Thursday, March 15, 2007

So my doc. appt is tomorrow ...

For my results. I am excited. NOT. Its also my weekend for Jonathan to go to his Dads. I think now that he is older he appreciates spending time with his Dad. Its also nice to get that little break, its only a couple of days but it means alot to me. As having Jonathan with me all the time, sometimes I enjoy the peace and quiet. But too, I miss him the minute he's gone. I have to get his bag ready tonight cause I know I won't have time tomorrow to get everything together. Spring Break is coming up too, so I am going to call his Grandma to see if she would like him for a couple of days. He's the only Grandchild around here so its good for him to spend time with her as well. Since my Mom works all the time, I can't ask her. I feel it would be disrespectful. Common Sense also is a factor, she works hard and I can't expect her to watch my Child. Duh. For some reason I can't beat it into my one Sister's head that Mom can't always be in two places at once.
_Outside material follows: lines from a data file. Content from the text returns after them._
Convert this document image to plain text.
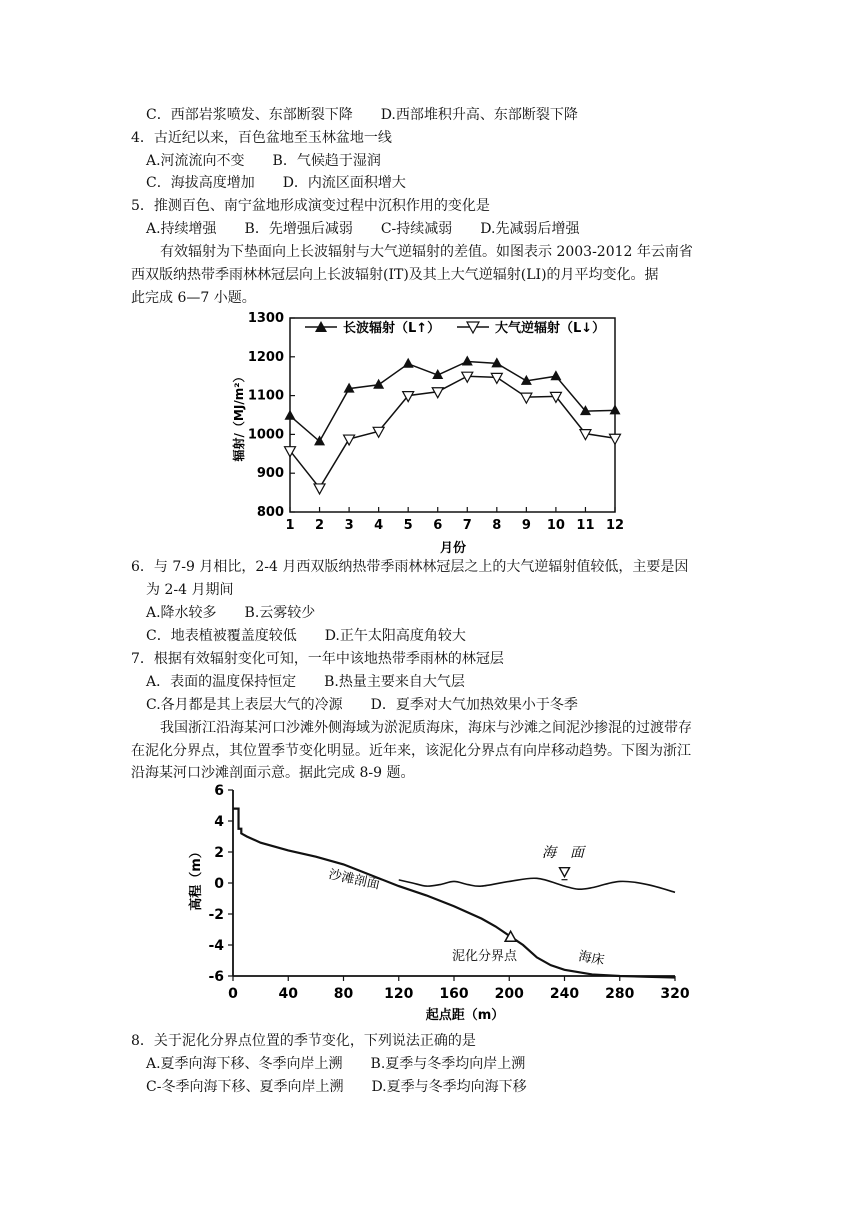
C．西部岩浆喷发、东部断裂下降　　D.西部堆积升高、东部断裂下降
4．古近纪以来，百色盆地至玉林盆地一线
A.河流流向不变　　B．气候趋于湿润
C．海拔高度增加　　D．内流区面积增大
5．推测百色、南宁盆地形成演变过程中沉积作用的变化是
A.持续增强　　B．先增强后减弱　　C-持续减弱　　D.先减弱后增强
有效辐射为下垫面向上长波辐射与大气逆辐射的差值。如图表示 2003-2012 年云南省
西双版纳热带季雨林林冠层向上长波辐射(IT)及其上大气逆辐射(LI)的月平均变化。据
此完成 6—7 小题。
800
900
1000
1100
1200
1300
1 2 3 4 5 6 7 8 9 10 11 12
月份
辐射/（MJ/m²）
长波辐射（L↑）	大气逆辐射（L↓）
6．与 7-9 月相比，2-4 月西双版纳热带季雨林林冠层之上的大气逆辐射值较低，主要是因
为 2-4 月期间
A.降水较多　　B.云雾较少
C．地表植被覆盖度较低　　D.正午太阳高度角较大
7．根据有效辐射变化可知，一年中该地热带季雨林的林冠层
A．表面的温度保持恒定　　B.热量主要来自大气层
C.各月都是其上表层大气的冷源　　D．夏季对大气加热效果小于冬季
我国浙江沿海某河口沙滩外侧海域为淤泥质海床，海床与沙滩之间泥沙掺混的过渡带存
在泥化分界点，其位置季节变化明显。近年来，该泥化分界点有向岸移动趋势。下图为浙江
沿海某河口沙滩剖面示意。据此完成 8-9 题。
6
4
2
0
-2
-4
-6
0	40	80 120 160 200 240 280 320
起点距（m）
高程（m）	海　面
沙滩剖面
泥化分界点	海床
8．关于泥化分界点位置的季节变化，下列说法正确的是
A.夏季向海下移、冬季向岸上溯　　B.夏季与冬季均向岸上溯
C-冬季向海下移、夏季向岸上溯　　D.夏季与冬季均向海下移
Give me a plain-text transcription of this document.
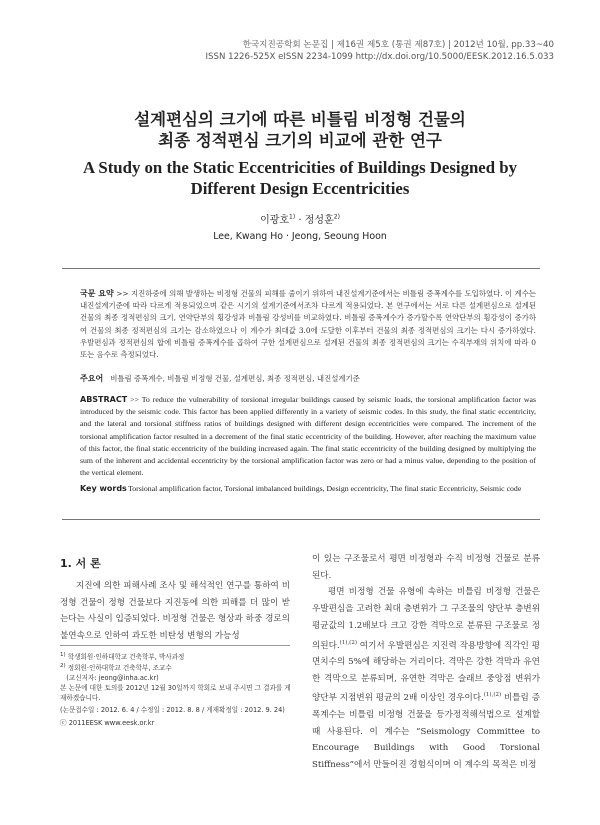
한국지진공학회 논문집 | 제16권 제5호 (통권 제87호) | 2012년 10월, pp.33~40
ISSN 1226-525X eISSN 2234-1099 http://dx.doi.org/10.5000/EESK.2012.16.5.033
설계편심의 크기에 따른 비틀림 비정형 건물의
최종 정적편심 크기의 비교에 관한 연구
A Study on the Static Eccentricities of Buildings Designed by
Different Design Eccentricities
이광호$^{1)}$ · 정성훈$^{2)}$
Lee, Kwang Ho · Jeong, Seoung Hoon
국문 요약 >> 지진하중에 의해 발생하는 비정형 건물의 피해를 줄이기 위하여 내진설계기준에서는 비틀림 증폭계수를 도입하였다. 이 계수는 내진설계기준에 따라 다르게 적용되었으며 같은 시기의 설계기준에서조차 다르게 적용되었다. 본 연구에서는 서로 다른 설계편심으로 설계된 건물의 최종 정적편심의 크기, 연약단부의 횡강성과 비틀림 강성비를 비교하였다. 비틀림 증폭계수가 증가할수록 연약단부의 횡강성이 증가하여 건물의 최종 정적편심의 크기는 감소하였으나 이 계수가 최대값 3.0에 도달한 이후부터 건물의 최종 정적편심의 크기는 다시 증가하였다. 우발편심과 정적편심의 합에 비틀림 증폭계수를 곱하여 구한 설계편심으로 설계된 건물의 최종 정적편심의 크기는 수직부재의 위치에 따라 0 또는 음수로 측정되었다.
주요어 비틀림 증폭계수, 비틀림 비정형 건물, 설계편심, 최종 정적편심, 내진설계기준
ABSTRACT >> To reduce the vulnerability of torsional irregular buildings caused by seismic loads, the torsional amplification factor was introduced by the seismic code. This factor has been applied differently in a variety of seismic codes. In this study, the final static eccentricity, and the lateral and torsional stiffness ratios of buildings designed with different design eccentricities were compared. The increment of the torsional amplification factor resulted in a decrement of the final static eccentricity of the building. However, after reaching the maximum value of this factor, the final static eccentricity of the building increased again. The final static eccentricity of the building designed by multiplying the sum of the inherent and accidental eccentricity by the torsional amplification factor was zero or had a minus value, depending to the position of the vertical element.
Key words Torsional amplification factor, Torsional imbalanced buildings, Design eccentricity, The final static Eccentricity, Seismic code
1. 서 론
지진에 의한 피해사례 조사 및 해석적인 연구를 통하여 비정형 건물이 정형 건물보다 지진동에 의한 피해를 더 많이 받는다는 사실이 입증되었다. 비정형 건물은 형상과 하중 경로의 불연속으로 인하여 과도한 비탄성 변형의 가능성

이 있는 구조물로서 평면 비정형과 수직 비정형 건물로 분류된다.

평면 비정형 건물 유형에 속하는 비틀림 비정형 건물은 우발편심을 고려한 최대 층변위가 그 구조물의 양단부 층변위 평균값의 1.2배보다 크고 강한 격막으로 분류된 구조물로 정의된다.$^{(1),(2)}$ 여기서 우발편심은 지진력 작용방향에 직각인 평면치수의 5%에 해당하는 거리이다. 격막은 강한 격막과 유연한 격막으로 분류되며, 유연한 격막은 슬래브 중앙점 변위가 양단부 지점변위 평균의 2배 이상인 경우이다.$^{(1),(2)}$ 비틀림 증폭계수는 비틀림 비정형 건물을 등가정적해석법으로 설계할 때 사용된다. 이 계수는 “Seismology Committee to Encourage Buildings with Good Torsional Stiffness”에서 만들어진 경험식이며 이 계수의 목적은 비정

$^{1)}$ 학생회원·인하대학교 건축학부, 박사과정
$^{2)}$ 정회원·인하대학교 건축학부, 조교수
(교신저자: jeong@inha.ac.kr)
본 논문에 대한 토의를 2012년 12월 30일까지 학회로 보내 주시면 그 결과를 게재하겠습니다.
(논문접수일 : 2012. 6. 4 / 수정일 : 2012. 8. 8 / 게재확정일 : 2012. 9. 24)
ⓒ 2011EESK www.eesk.or.kr
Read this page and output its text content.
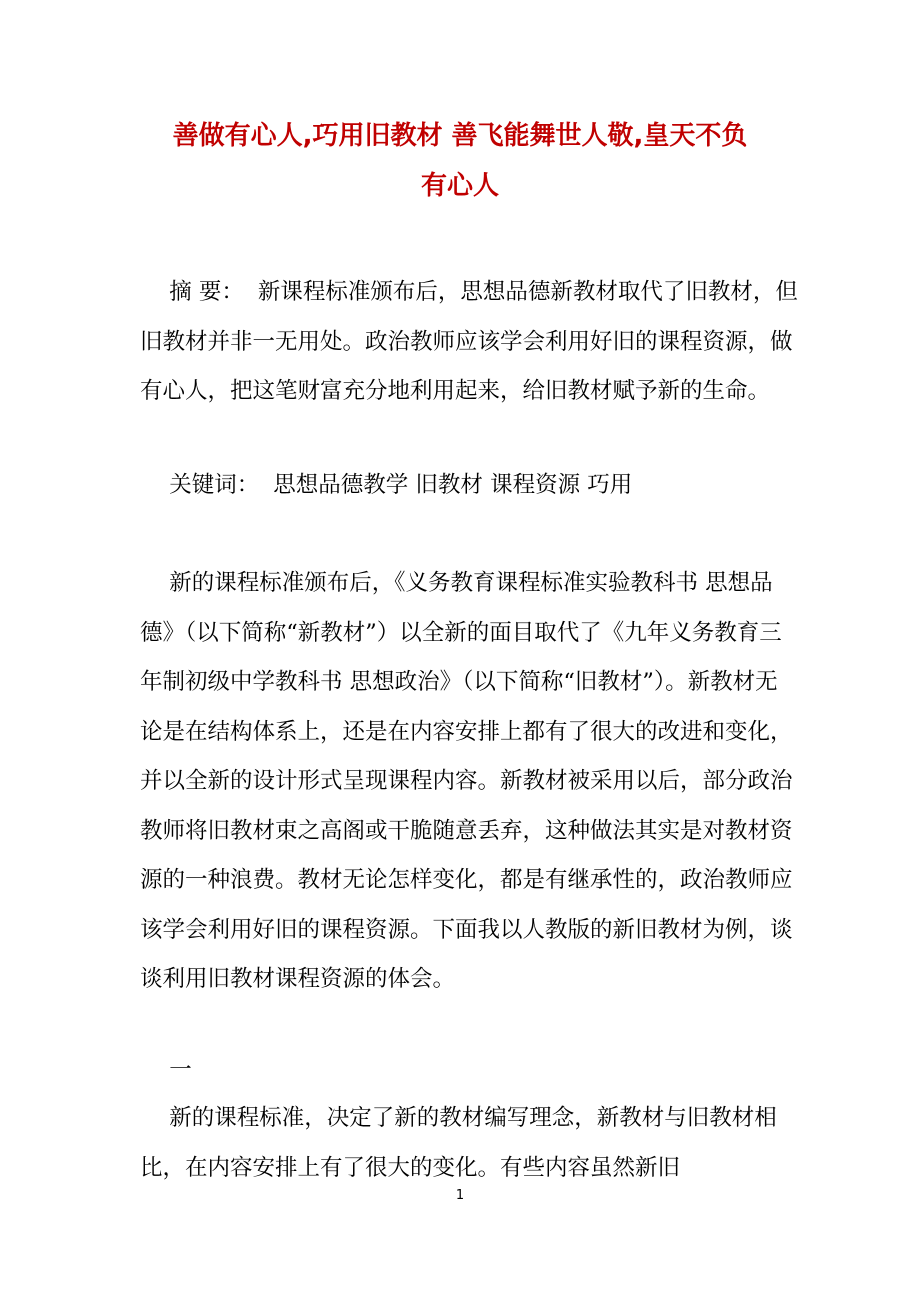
善做有心人,巧用旧教材 善飞能舞世人敬,皇天不负
有心人

摘 要： 新课程标准颁布后，思想品德新教材取代了旧教材，但旧教材并非一无用处。政治教师应该学会利用好旧的课程资源，做有心人，把这笔财富充分地利用起来，给旧教材赋予新的生命。

关键词： 思想品德教学 旧教材 课程资源 巧用

新的课程标准颁布后，《义务教育课程标准实验教科书 思想品德》（以下简称“新教材”）以全新的面目取代了《九年义务教育三年制初级中学教科书 思想政治》（以下简称“旧教材”）。新教材无论是在结构体系上，还是在内容安排上都有了很大的改进和变化，并以全新的设计形式呈现课程内容。新教材被采用以后，部分政治教师将旧教材束之高阁或干脆随意丢弃，这种做法其实是对教材资源的一种浪费。教材无论怎样变化，都是有继承性的，政治教师应该学会利用好旧的课程资源。下面我以人教版的新旧教材为例，谈谈利用旧教材课程资源的体会。

一

新的课程标准，决定了新的教材编写理念，新教材与旧教材相比，在内容安排上有了很大的变化。有些内容虽然新旧

1
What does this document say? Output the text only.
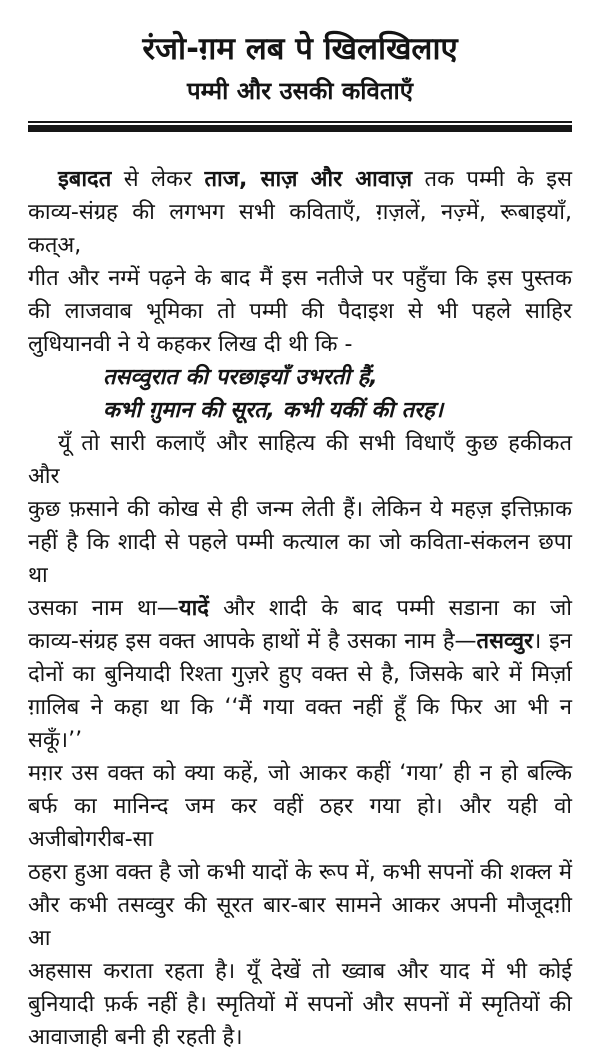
रंजो-ग़म लब पे खिलखिलाए
पम्मी और उसकी कविताएँ
इबादत से लेकर ताज, साज़ और आवाज़ तक पम्मी के इस
काव्य-संग्रह की लगभग सभी कविताएँ, ग़ज़लें, नज़्में, रूबाइयाँ, कत्अ,
गीत और नग्में पढ़ने के बाद मैं इस नतीजे पर पहुँचा कि इस पुस्तक
की लाजवाब भूमिका तो पम्मी की पैदाइश से भी पहले साहिर
लुधियानवी ने ये कहकर लिख दी थी कि -
तसव्वुरात की परछाइयाँ उभरती हैं,
कभी ग़ुमान की सूरत, कभी यकीं की तरह।
यूँ तो सारी कलाएँ और साहित्य की सभी विधाएँ कुछ हकीकत और
कुछ फ़साने की कोख से ही जन्म लेती हैं। लेकिन ये महज़ इत्तिफ़ाक
नहीं है कि शादी से पहले पम्मी कत्याल का जो कविता-संकलन छपा था
उसका नाम था—यादें और शादी के बाद पम्मी सडाना का जो
काव्य-संग्रह इस वक्त आपके हाथों में है उसका नाम है—तसव्वुर। इन
दोनों का बुनियादी रिश्ता गुज़रे हुए वक्त से है, जिसके बारे में मिर्ज़ा
ग़ालिब ने कहा था कि ‘‘मैं गया वक्त नहीं हूँ कि फिर आ भी न सकूँ।’’
मग़र उस वक्त को क्या कहें, जो आकर कहीं ‘गया’ ही न हो बल्कि
बर्फ का मानिन्द जम कर वहीं ठहर गया हो। और यही वो अजीबोगरीब-सा
ठहरा हुआ वक्त है जो कभी यादों के रूप में, कभी सपनों की शक्ल में
और कभी तसव्वुर की सूरत बार-बार सामने आकर अपनी मौजूदग़ी आ
अहसास कराता रहता है। यूँ देखें तो ख्वाब और याद में भी कोई
बुनियादी फ़र्क नहीं है। स्मृतियों में सपनों और सपनों में स्मृतियों की
आवाजाही बनी ही रहती है।
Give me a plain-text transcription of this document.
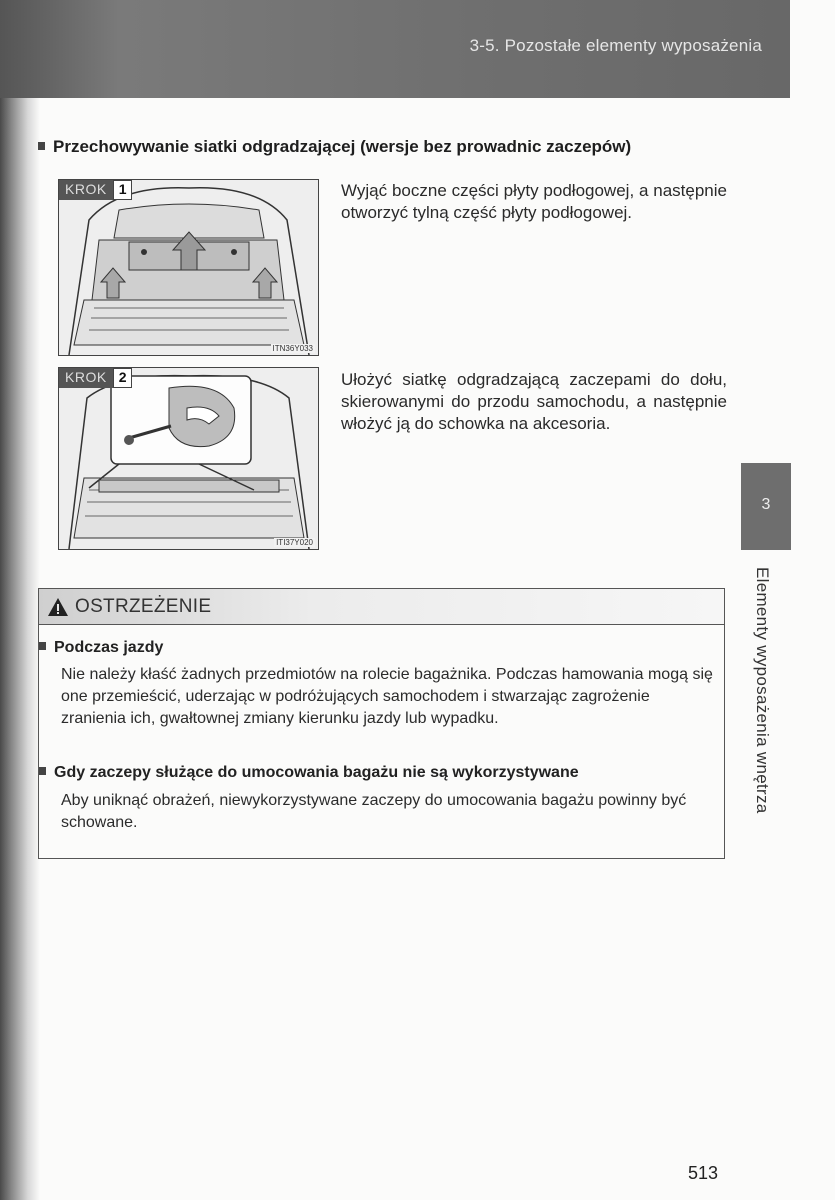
3-5. Pozostałe elementy wyposażenia
Przechowywanie siatki odgradzającej (wersje bez prowadnic zaczepów)
KROK 1
ITN36Y033
Wyjąć boczne części płyty podłogowej, a następnie otworzyć tylną część płyty podłogowej.
KROK 2
ITI37Y020
Ułożyć siatkę odgradzającą zaczepami do dołu, skierowanymi do przodu samochodu, a następnie włożyć ją do schowka na akcesoria.
3
Elementy wyposażenia wnętrza
OSTRZEŻENIE
Podczas jazdy
Nie należy kłaść żadnych przedmiotów na rolecie bagażnika. Podczas hamowania mogą się one przemieścić, uderzając w podróżujących samochodem i stwarzając zagrożenie zranienia ich, gwałtownej zmiany kierunku jazdy lub wypadku.
Gdy zaczepy służące do umocowania bagażu nie są wykorzystywane
Aby uniknąć obrażeń, niewykorzystywane zaczepy do umocowania bagażu powinny być schowane.
513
Having a child means responsibility, and finding daycare outside of the family is what I feel is best. Expecting family to always help out isn't good, sometimes people get burnt out from having kids all the time, no matter how much they love the kids. My Sister doesn't seem to realize that. And with my Job now also getting busier, and having more hours, Spring Break actually isn't a break for me its finding that daycare. The Summer I am ok cause he is already enrolled in a Summer Program thru a local daycare. It will be his third year. It will cost me more money this year but that is ok. As the year before I was getting state assistance, well since having this job I no longer qualify. It was hard to get off, but I feel better that I am earning MY money. That is so ok, I make enough to support me and my Son. And with my other online jobs, all that money is play money. The good news, I was waiting to talk about or at least part of it, is we are going to be moving.....YAY!!!!! We are searching to buy a house. Finally, the final step into freedom. I love my landlord but paying this much rent, I feel I am throwing it out the window. Over $600 a month is a big chunk of change. Well off to lala land.